We got an early start for the four hour fifteen minute drive to my father's home, in Camden, in Arkansas. We saw a buck deer in an open field, and went through little rain squalls on the way through the woods.

We had a nice lunch with my father, his wife, and her grown daughter. Then I went for a walk from my father's home on Washington Street to the downtown area. The little German bakery, Stroope's, that has been there forever dependably provided me with a single, plain gingerbread man--theirs is more like a modest sugar cookie, with a little ginger/molasses thrown in, but it is very nice indeed.

I stopped in the antique store owned by the fellow who used to teach me math and physics, and bought a book or two. Then I walked the short way to the park on the Ouachita River. The river is lined with woods on both sides, and is an appealing green color. The sprinkling rain meant I had the park to myself. There was a myriad of birdsong, and I saw a beautiful mountain bluebird fly by, as blue as its name indicates.

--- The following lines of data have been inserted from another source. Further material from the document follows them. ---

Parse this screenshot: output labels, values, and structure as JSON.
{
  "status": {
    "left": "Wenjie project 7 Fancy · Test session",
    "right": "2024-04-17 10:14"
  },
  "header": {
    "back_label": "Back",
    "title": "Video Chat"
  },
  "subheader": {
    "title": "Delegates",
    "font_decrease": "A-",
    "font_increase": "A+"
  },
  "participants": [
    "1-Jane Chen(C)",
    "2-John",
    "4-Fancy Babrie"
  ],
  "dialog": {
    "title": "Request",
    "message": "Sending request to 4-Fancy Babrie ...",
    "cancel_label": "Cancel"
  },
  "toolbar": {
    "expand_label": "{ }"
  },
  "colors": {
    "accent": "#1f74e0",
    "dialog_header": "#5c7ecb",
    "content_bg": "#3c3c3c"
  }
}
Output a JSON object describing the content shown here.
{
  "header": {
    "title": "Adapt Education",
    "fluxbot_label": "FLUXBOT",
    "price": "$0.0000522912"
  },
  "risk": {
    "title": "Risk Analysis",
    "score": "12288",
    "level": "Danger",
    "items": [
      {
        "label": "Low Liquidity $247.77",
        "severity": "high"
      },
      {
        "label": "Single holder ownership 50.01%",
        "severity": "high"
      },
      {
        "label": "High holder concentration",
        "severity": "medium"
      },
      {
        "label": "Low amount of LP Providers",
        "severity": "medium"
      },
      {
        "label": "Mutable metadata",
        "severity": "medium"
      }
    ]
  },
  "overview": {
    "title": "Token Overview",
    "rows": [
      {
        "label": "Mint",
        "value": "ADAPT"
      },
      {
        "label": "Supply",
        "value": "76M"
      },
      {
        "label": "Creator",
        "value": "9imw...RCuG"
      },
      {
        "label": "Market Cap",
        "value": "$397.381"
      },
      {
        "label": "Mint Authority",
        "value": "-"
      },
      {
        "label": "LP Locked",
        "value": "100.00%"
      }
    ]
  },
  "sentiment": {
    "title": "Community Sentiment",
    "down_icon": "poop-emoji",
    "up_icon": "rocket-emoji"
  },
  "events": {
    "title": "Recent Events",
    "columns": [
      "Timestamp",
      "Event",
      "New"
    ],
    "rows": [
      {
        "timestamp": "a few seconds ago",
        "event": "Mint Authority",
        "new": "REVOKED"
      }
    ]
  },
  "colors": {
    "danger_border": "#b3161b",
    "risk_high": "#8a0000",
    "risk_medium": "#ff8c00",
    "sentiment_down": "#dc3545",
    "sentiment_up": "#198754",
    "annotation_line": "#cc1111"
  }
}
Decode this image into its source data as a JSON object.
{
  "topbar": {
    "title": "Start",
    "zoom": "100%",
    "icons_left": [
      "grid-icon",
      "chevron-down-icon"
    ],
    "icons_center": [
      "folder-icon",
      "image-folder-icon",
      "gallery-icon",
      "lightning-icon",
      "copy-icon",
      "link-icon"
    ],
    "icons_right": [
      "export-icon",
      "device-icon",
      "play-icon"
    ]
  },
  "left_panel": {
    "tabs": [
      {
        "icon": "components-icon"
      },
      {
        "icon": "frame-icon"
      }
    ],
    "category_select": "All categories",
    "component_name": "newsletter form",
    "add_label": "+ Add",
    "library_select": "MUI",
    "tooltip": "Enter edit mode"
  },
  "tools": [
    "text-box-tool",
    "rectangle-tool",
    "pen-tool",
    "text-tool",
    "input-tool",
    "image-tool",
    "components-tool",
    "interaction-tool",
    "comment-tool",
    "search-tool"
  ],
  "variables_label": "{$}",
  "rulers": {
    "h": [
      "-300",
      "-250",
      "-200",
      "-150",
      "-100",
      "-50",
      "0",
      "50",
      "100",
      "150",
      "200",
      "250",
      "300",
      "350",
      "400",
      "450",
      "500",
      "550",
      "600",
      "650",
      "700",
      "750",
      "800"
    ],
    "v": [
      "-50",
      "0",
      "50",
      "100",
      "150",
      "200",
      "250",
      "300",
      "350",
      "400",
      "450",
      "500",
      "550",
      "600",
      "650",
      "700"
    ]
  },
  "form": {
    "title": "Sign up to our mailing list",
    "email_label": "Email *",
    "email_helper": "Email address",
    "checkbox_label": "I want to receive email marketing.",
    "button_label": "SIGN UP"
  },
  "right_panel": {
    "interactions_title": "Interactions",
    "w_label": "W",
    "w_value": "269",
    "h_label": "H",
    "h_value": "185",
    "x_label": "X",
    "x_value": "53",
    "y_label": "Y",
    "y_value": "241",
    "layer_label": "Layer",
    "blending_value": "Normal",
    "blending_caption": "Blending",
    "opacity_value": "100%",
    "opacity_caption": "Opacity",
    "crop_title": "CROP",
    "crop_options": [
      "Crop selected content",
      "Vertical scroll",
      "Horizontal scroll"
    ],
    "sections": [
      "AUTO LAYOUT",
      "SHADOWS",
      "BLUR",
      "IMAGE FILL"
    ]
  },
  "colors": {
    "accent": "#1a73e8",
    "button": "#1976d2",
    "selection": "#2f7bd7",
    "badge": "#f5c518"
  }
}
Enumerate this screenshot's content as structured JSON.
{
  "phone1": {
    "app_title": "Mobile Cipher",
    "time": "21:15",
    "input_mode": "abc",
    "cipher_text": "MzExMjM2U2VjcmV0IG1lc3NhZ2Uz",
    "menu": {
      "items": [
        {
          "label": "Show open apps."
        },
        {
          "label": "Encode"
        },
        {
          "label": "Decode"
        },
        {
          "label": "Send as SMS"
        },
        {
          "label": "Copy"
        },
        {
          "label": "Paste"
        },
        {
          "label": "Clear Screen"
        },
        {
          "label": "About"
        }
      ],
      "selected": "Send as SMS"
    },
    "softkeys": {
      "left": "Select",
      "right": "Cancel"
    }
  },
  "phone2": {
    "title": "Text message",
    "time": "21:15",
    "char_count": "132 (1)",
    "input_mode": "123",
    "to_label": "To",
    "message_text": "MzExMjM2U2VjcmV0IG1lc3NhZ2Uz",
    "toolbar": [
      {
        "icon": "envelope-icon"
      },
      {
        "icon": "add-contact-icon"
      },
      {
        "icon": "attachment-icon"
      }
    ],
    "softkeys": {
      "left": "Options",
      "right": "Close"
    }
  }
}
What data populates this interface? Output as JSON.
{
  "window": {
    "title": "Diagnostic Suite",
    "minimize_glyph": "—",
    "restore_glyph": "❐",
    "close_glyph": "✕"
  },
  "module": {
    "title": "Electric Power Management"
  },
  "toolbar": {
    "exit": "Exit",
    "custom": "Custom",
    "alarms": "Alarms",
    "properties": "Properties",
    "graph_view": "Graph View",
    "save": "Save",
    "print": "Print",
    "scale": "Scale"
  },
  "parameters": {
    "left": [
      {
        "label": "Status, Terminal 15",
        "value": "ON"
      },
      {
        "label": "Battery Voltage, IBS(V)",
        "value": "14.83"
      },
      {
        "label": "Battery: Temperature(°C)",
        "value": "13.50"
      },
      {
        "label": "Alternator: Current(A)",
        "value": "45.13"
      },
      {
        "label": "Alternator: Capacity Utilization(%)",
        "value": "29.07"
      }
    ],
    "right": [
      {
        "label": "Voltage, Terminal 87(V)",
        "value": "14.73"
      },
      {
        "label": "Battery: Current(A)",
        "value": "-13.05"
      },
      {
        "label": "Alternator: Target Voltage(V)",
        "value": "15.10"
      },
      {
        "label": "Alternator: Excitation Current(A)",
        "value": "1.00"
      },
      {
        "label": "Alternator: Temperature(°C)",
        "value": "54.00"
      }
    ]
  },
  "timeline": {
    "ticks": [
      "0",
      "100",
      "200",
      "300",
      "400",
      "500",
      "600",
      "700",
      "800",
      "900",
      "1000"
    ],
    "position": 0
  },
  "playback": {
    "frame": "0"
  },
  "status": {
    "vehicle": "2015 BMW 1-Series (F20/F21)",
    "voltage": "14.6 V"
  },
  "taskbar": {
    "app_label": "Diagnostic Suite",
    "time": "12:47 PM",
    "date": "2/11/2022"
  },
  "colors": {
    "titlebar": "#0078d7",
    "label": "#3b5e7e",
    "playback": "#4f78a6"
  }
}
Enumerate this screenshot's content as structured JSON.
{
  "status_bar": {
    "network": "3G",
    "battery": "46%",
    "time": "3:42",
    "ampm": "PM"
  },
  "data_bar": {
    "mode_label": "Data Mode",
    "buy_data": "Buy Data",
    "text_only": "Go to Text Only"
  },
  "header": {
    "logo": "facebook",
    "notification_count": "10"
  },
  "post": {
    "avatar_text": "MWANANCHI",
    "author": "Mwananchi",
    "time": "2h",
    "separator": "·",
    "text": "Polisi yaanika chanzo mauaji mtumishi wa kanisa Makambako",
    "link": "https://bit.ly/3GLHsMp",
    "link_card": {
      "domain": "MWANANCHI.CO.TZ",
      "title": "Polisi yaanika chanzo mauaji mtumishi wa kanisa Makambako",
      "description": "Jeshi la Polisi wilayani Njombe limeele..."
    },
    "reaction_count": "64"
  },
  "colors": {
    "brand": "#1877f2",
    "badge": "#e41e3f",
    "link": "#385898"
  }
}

I came back to the house, and took a much-needed nap, after alternating my reading between a comic novel about a woman and her sisters growing up in Windsor, Ontario, and
a set of science fiction short stories in a treasury edited by Silverberg in 1973 but featuring stories in the main from 1953. The 1950s stories help remind me that a lot of
notions that one might imagine as "sixties" notions predated that era.

My father showed me the new Austin car he had purchased, something from the 1930s which someone had improbably turned into a modest fishing truck. His three Austins all look very good, and the little building in which they sit has been rendered clean and appealing.

We dined on whole-wheat spaghetti, and then walked a mile on the half-mile walking path my father mapped out in his yard. I thought to myself how I miss, a bit, large yards after years of living with tiny suburban yards. I remember, though, how much mowing and yard care such larger places involve.

As I sit here, typing, the cicada call is palpable and lovely. Soon I will go outside, and use my little pocket recorder to capture cardinal song and singing insects as the 8 o'clock evening slowly turns to dusk and then night.